Hugh Rampolo Masekela was born on April 4, 1939, in Witbank (now eMalahleni), in what is now the South African province of Mpumalanga. He dropped out of school in 1955 to form a jazz group called the Merry Makers. Masekela gained his first recognition as a member of the band Jazz Epistle Verse I with pianist Adbullah Ibrahim (also called Dollar Brand) in 1959 in Johannesburg. The band blended the music of South Africa’s black townships and their churches with American big band sounds. Jazz Epistle was the first black band to make a long-playing record album in South Africa.
With the assistance of the African American entertainer Harry Belafonte , Masekela left South Africa in 1960. He studied music briefly in England and at the Manhattan School of Music in New York City.

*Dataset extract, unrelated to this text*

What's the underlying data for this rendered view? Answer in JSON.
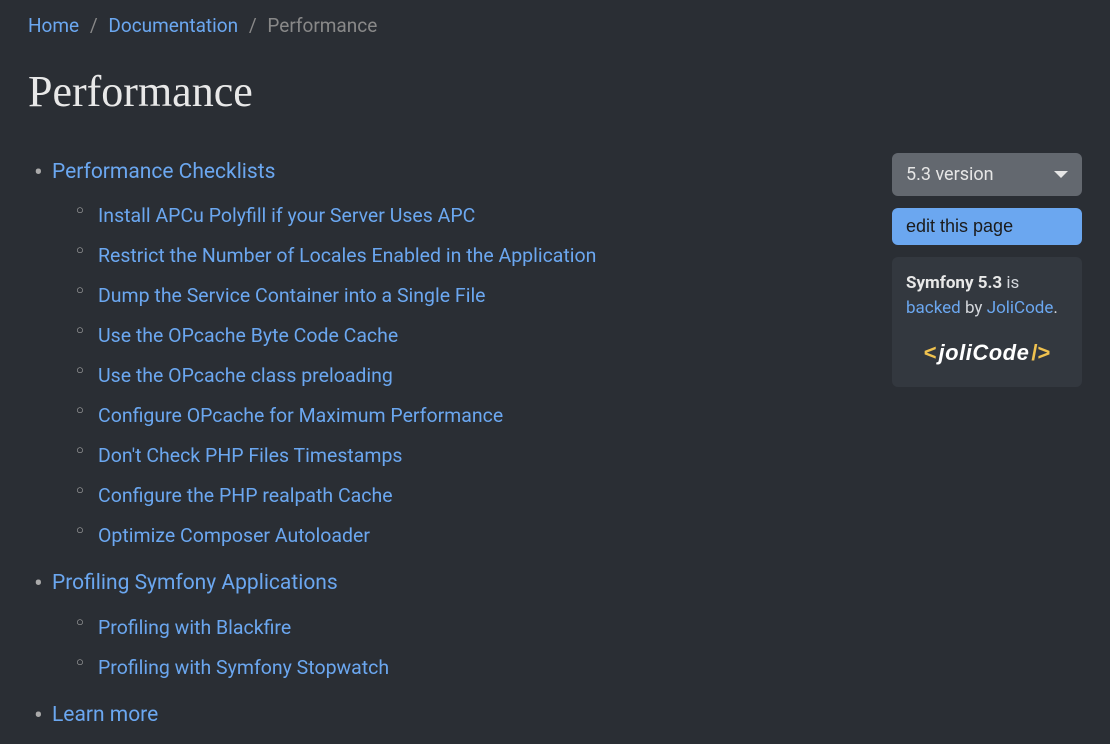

He led a jazz quartet in the United States in the 1960’s and had a number-one hit recording in “Grazing in the Grass” (1968). Masekela was married to the South African singer Miriam Makeba from 1964 until they divorced in 1968.
Masekela was co-composer of the stage musical Sarafina! (1987). The show, which protested the South African government’s policy of apartheid , became a hit in the United States and was made into a motion picture in 1992. Masekela’s autobiography, Still Grazing, was published in 2004. Masekela recorded and toured internationally until a few years before his death on Jan. 23, 2018.